Classification can also be abused to avoid oversight and wield power over Congress. If you are a senator, unless you work on the Intelligence Committee, are part of the leadership, or are the chair or ranking member of the Foreign Relations or Armed Services committees, your staff does not have the highest level of clearance. Many executive branch briefings to members of Congress are at this highest classification level, partially to protect information but also to keep staff out. So, even if a member gains access to key information that should be further investigated, she cannot share it with anyone who works for her, making it nearly impossible to follow up and exercise proper oversight.

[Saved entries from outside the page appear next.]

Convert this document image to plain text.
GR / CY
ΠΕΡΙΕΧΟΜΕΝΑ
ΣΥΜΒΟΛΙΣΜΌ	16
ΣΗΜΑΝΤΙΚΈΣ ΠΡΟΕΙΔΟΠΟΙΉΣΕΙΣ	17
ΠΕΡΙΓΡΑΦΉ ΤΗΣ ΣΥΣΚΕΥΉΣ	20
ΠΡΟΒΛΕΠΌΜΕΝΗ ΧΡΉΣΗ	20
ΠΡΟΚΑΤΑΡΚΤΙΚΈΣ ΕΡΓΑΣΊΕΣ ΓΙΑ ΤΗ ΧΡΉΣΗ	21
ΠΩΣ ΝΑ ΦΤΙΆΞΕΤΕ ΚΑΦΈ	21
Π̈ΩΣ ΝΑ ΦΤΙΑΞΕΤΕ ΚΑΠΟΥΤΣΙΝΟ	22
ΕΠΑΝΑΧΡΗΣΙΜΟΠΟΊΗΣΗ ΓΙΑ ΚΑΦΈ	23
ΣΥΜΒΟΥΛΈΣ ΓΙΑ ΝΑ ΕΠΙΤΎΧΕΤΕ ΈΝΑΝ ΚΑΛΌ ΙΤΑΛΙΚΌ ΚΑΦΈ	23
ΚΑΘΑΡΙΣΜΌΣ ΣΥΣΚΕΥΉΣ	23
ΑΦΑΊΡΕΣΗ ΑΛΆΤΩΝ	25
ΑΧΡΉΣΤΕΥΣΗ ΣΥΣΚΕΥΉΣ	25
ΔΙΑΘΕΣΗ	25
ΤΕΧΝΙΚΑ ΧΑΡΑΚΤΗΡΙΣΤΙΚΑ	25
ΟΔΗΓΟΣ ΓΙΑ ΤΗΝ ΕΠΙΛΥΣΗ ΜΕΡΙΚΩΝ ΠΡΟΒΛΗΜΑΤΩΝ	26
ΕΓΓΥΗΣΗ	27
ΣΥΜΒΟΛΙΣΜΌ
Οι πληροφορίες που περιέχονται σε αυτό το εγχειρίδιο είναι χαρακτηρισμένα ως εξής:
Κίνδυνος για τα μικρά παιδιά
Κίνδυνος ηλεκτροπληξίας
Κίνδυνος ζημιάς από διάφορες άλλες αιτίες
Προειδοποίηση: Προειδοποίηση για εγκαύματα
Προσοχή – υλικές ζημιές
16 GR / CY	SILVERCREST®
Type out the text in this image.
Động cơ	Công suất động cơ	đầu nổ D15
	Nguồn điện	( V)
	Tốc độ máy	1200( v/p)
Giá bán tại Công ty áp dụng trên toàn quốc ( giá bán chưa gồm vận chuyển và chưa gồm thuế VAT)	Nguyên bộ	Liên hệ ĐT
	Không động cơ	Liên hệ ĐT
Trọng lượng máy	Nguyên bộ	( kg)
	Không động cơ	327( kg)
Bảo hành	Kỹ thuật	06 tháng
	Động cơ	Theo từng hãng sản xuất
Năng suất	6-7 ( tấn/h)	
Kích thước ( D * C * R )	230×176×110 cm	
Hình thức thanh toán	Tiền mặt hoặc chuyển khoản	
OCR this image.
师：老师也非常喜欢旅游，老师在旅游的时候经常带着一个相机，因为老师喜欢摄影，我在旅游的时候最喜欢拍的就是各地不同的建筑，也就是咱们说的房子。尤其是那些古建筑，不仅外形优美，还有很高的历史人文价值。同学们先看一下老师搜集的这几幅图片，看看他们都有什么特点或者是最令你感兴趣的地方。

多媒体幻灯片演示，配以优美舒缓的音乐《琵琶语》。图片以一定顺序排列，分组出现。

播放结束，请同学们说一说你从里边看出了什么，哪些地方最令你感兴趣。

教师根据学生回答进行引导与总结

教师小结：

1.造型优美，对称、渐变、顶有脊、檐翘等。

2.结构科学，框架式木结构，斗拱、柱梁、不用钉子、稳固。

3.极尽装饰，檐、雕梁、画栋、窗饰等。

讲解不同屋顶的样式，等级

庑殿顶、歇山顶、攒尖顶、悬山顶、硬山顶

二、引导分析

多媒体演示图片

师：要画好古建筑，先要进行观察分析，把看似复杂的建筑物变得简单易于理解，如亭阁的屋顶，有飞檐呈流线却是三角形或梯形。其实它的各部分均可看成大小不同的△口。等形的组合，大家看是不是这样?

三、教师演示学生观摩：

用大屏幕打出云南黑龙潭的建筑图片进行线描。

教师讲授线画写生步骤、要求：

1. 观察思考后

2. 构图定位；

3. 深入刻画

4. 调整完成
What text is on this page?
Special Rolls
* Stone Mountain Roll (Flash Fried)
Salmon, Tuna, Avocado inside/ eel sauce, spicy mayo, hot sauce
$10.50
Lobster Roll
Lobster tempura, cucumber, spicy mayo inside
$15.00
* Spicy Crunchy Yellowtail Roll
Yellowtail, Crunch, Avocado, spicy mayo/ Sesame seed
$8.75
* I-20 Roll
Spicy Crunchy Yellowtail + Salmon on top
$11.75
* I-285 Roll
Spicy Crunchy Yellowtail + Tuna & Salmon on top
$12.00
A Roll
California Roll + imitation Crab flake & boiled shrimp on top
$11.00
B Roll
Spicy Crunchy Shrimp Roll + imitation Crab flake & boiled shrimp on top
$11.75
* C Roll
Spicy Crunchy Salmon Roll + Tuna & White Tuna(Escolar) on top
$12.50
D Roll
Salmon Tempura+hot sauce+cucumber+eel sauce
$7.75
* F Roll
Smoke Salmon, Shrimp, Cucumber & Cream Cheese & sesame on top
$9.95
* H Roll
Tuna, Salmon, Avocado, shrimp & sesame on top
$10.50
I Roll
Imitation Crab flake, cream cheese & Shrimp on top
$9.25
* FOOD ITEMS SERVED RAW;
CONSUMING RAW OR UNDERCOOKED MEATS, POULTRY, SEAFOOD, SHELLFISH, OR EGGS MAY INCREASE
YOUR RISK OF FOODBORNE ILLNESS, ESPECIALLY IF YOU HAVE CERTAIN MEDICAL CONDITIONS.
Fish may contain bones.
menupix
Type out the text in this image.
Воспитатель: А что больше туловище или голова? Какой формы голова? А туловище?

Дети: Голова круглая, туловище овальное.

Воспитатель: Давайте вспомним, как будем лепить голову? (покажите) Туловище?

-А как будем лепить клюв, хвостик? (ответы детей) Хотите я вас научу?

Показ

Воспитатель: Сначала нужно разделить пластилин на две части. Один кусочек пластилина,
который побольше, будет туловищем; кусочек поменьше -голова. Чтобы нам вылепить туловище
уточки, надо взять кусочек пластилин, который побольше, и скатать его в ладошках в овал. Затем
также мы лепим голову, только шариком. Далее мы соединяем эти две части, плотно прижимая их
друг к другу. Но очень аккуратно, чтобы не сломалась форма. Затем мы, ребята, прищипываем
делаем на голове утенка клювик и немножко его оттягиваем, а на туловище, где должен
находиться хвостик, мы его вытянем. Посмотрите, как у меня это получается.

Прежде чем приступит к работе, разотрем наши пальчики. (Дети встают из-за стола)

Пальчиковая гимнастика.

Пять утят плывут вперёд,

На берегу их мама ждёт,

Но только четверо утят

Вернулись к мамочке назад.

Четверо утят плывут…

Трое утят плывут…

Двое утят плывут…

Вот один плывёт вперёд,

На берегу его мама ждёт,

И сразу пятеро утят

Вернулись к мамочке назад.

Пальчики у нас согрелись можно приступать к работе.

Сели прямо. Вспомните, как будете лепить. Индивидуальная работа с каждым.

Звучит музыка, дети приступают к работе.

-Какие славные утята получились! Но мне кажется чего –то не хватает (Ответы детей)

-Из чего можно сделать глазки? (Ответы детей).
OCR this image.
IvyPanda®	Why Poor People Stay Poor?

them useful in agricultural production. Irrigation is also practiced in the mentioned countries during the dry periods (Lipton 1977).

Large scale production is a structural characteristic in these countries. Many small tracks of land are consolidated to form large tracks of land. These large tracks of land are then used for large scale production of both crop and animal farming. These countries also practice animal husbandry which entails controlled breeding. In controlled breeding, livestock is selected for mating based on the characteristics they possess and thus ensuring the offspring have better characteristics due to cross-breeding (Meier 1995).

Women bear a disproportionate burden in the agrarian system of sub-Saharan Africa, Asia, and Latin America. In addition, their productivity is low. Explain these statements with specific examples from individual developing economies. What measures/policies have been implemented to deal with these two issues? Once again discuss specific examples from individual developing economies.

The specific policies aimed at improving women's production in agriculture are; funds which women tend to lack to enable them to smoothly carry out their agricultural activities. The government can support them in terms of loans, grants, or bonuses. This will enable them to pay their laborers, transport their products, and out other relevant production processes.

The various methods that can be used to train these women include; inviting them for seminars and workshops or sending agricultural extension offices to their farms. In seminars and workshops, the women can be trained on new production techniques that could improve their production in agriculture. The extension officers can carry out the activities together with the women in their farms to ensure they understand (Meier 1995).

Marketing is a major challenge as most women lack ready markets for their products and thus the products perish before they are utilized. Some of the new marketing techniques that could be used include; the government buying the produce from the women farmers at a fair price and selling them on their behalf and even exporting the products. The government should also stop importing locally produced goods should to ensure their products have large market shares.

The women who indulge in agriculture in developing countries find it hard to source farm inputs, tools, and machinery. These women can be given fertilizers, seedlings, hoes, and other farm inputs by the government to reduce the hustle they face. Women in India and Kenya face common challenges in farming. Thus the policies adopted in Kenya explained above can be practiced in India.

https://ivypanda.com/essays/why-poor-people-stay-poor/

This paucity of clearances stands in sharp contrast to the executive branch, where thousands of people hold the highest level of clearance and have easy access to facilities and computers that enable their review of classified materials, and where millions of dollars are invested annually in protecting and expanding these resources. On Capitol Hill, there are few such facilities where classified information can be discussed or worked on.
And yet, for all these security measures, major breaches via Edward Snowden, Russian spying, or a Chinese heist of thousands of personnel records continue.
The way the U.S. government protects its secrets is broken and requires fundamental reform. Our government must accept the reality that it lives in a world where most of the things it deems secret are likely to get out—and may not be that harmful anyway. Officials should ask themselves what secrets really are critical to protect and focus much more on keeping those away from the public. Such an approach would lead to better governance, transparency, and a system that is harder to penetrate.